Stable upper limb fractures, such as radius, ulna, or distal humerus fractures, are common pediatric orthopedic traumas that are traditionally managed with cast immobilization. The commonly used synthetic fiberglass cast is light and water resistant but may promote skin itchiness during casting, which is a common complaint of patients. In addition, these diisocyanate-based casts have been proven to be toxic and may cause asthma. Herein, we introduce a novel biobased polyester cast to compare its clinical outcomes and patient satisfaction with conventional synthetic fiberglass casts.

METHODS

From Feb 2022 to Nov 2022, we undertook a single-center prospective randomized trial involving 100 children with cast-immobilized stable upper limb fractures.
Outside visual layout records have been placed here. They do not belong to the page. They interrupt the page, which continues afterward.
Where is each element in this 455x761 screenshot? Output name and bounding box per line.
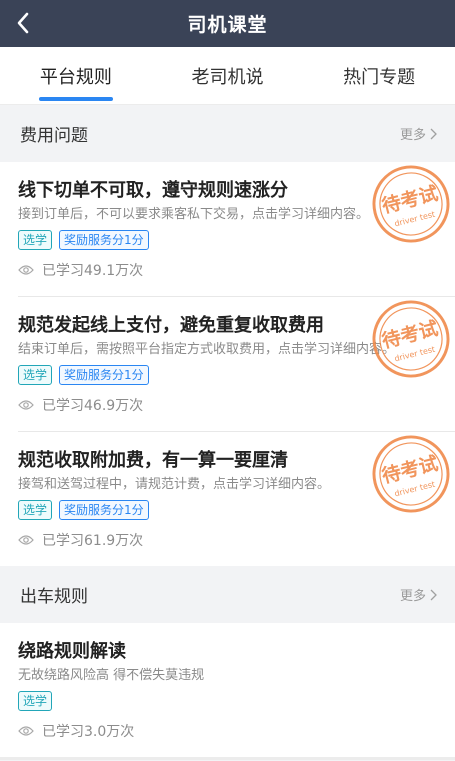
app-header: 司机课堂	[0, 0, 455, 47]
page-title: 司机课堂	[187, 14, 268, 36]
course-card[interactable]: 线下切单不可取，遵守规则速涨分 接到订单后，不可以要求乘客私下交易，点击学习详细…	[18, 162, 455, 297]
course-title: 绕路规则解读	[18, 641, 126, 662]
more-link[interactable]: 更多	[400, 585, 437, 604]
elective-badge: 选学	[18, 691, 53, 711]
divider	[0, 757, 455, 760]
pending-exam-stamp: 待考试 driver test	[372, 165, 450, 243]
section-header-driving-rules: 出车规则 更多	[0, 566, 455, 623]
view-count: 已学习46.9万次	[18, 395, 437, 415]
eye-icon	[18, 726, 34, 736]
tab-veteran-drivers[interactable]: 老司机说	[152, 47, 304, 104]
tab-bar: 平台规则 老司机说 热门专题	[0, 47, 455, 105]
view-count-text: 已学习3.0万次	[42, 724, 135, 740]
section-title: 费用问题	[20, 126, 88, 146]
reward-badge: 奖励服务分1分	[59, 230, 149, 250]
course-card[interactable]: 规范收取附加费，有一算一要厘清 接驾和送驾过程中，请规范计费，点击学习详细内容。…	[18, 432, 455, 566]
eye-icon	[18, 400, 34, 410]
course-list-fees: 线下切单不可取，遵守规则速涨分 接到订单后，不可以要求乘客私下交易，点击学习详细…	[0, 162, 455, 566]
course-card[interactable]: 规范发起线上支付，避免重复收取费用 结束订单后，需按照平台指定方式收取费用，点击…	[18, 297, 455, 432]
chevron-right-icon	[430, 589, 437, 600]
reward-badge: 奖励服务分1分	[59, 500, 149, 520]
course-card[interactable]: 绕路规则解读 无故绕路风险高 得不偿失莫违规 选学 已学习3.0万次	[18, 623, 455, 757]
back-button[interactable]	[8, 6, 38, 40]
course-list-driving-rules: 绕路规则解读 无故绕路风险高 得不偿失莫违规 选学 已学习3.0万次	[0, 623, 455, 757]
view-count: 已学习49.1万次	[18, 260, 437, 280]
view-count-text: 已学习61.9万次	[42, 533, 144, 549]
tab-label: 老司机说	[191, 66, 264, 88]
eye-icon	[18, 535, 34, 545]
more-label: 更多	[399, 128, 426, 143]
eye-icon	[18, 265, 34, 275]
reward-badge: 奖励服务分1分	[59, 365, 149, 385]
course-description: 无故绕路风险高 得不偿失莫违规	[18, 668, 205, 683]
chevron-left-icon	[17, 12, 29, 34]
pending-exam-stamp: 待考试 driver test	[372, 300, 450, 378]
pending-exam-stamp: 待考试 driver test	[372, 435, 450, 513]
chevron-right-icon	[430, 128, 437, 139]
active-tab-indicator	[38, 97, 113, 101]
elective-badge: 选学	[18, 230, 53, 250]
view-count: 已学习61.9万次	[18, 530, 437, 550]
tab-label: 平台规则	[39, 66, 112, 88]
view-count-text: 已学习46.9万次	[42, 398, 144, 414]
view-count: 已学习3.0万次	[18, 721, 437, 741]
more-label: 更多	[399, 589, 426, 604]
section-title: 出车规则	[20, 587, 88, 607]
elective-badge: 选学	[18, 365, 53, 385]
more-link[interactable]: 更多	[400, 124, 437, 143]
view-count-text: 已学习49.1万次	[42, 263, 144, 279]
tab-hot-topics[interactable]: 热门专题	[303, 47, 455, 104]
tab-platform-rules[interactable]: 平台规则	[0, 47, 152, 104]
elective-badge: 选学	[18, 500, 53, 520]
section-header-fees: 费用问题 更多	[0, 105, 455, 162]
tab-label: 热门专题	[343, 66, 416, 88]
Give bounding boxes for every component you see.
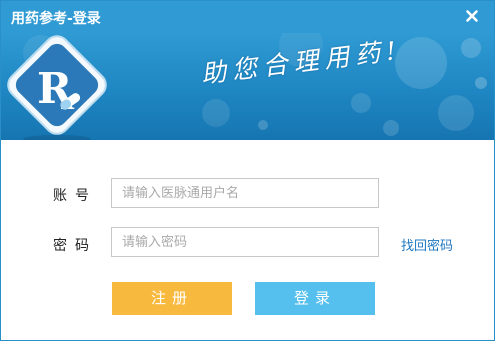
account-input[interactable] (111, 178, 379, 208)
account-label: 账号 (53, 188, 97, 204)
password-input[interactable] (111, 227, 379, 257)
banner: R x 助您合理用药! (1, 33, 494, 140)
login-form: 账号 密码 找回密码 注册 登录 (1, 140, 494, 340)
close-icon (466, 10, 478, 22)
close-button[interactable] (462, 6, 482, 26)
login-button[interactable]: 登录 (255, 282, 375, 315)
password-label: 密码 (53, 238, 97, 254)
register-button[interactable]: 注册 (112, 282, 232, 315)
title-bar: 用药参考-登录 (1, 1, 494, 33)
login-window: 用药参考-登录 R x 助您合理用 (0, 0, 495, 341)
rx-logo-icon: R x (7, 35, 107, 140)
window-title: 用药参考-登录 (11, 11, 101, 27)
forgot-password-link[interactable]: 找回密码 (401, 235, 453, 254)
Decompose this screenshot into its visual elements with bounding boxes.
These patients were randomized into either biobased polyester or synthetic fiberglass groups. All patients were regularly followed up till the cast removal which occurred approximately 3-4 weeks after immobilizing. Objective clinical findings and subjective patient questionnaire were all collected and analyzed.

RESULTS

According to the radiographs taken on the day of cast removal, there was no loss of reduction in both groups. The incidence of skin problems was 3.4 times higher in the synthetic fiberglass group than in the biobased polyester group. For the subjective questionnaire, the biobased polyester cast was preferred in every sub-item.

CONCLUSIONS

Our study strongly suggested that the novel biobased polyester cast provides matching stability to conventional fiberglass casts and improves patient satisfaction in an eco-friendlier and safer way.

TRIAL REGISTRATION

ClinicalTrials.gov Protocol Registration and Results System ( https://www.

CLINICALTRIALS

gov/ ; ID: NCT06102603; Date: 26/10/2023).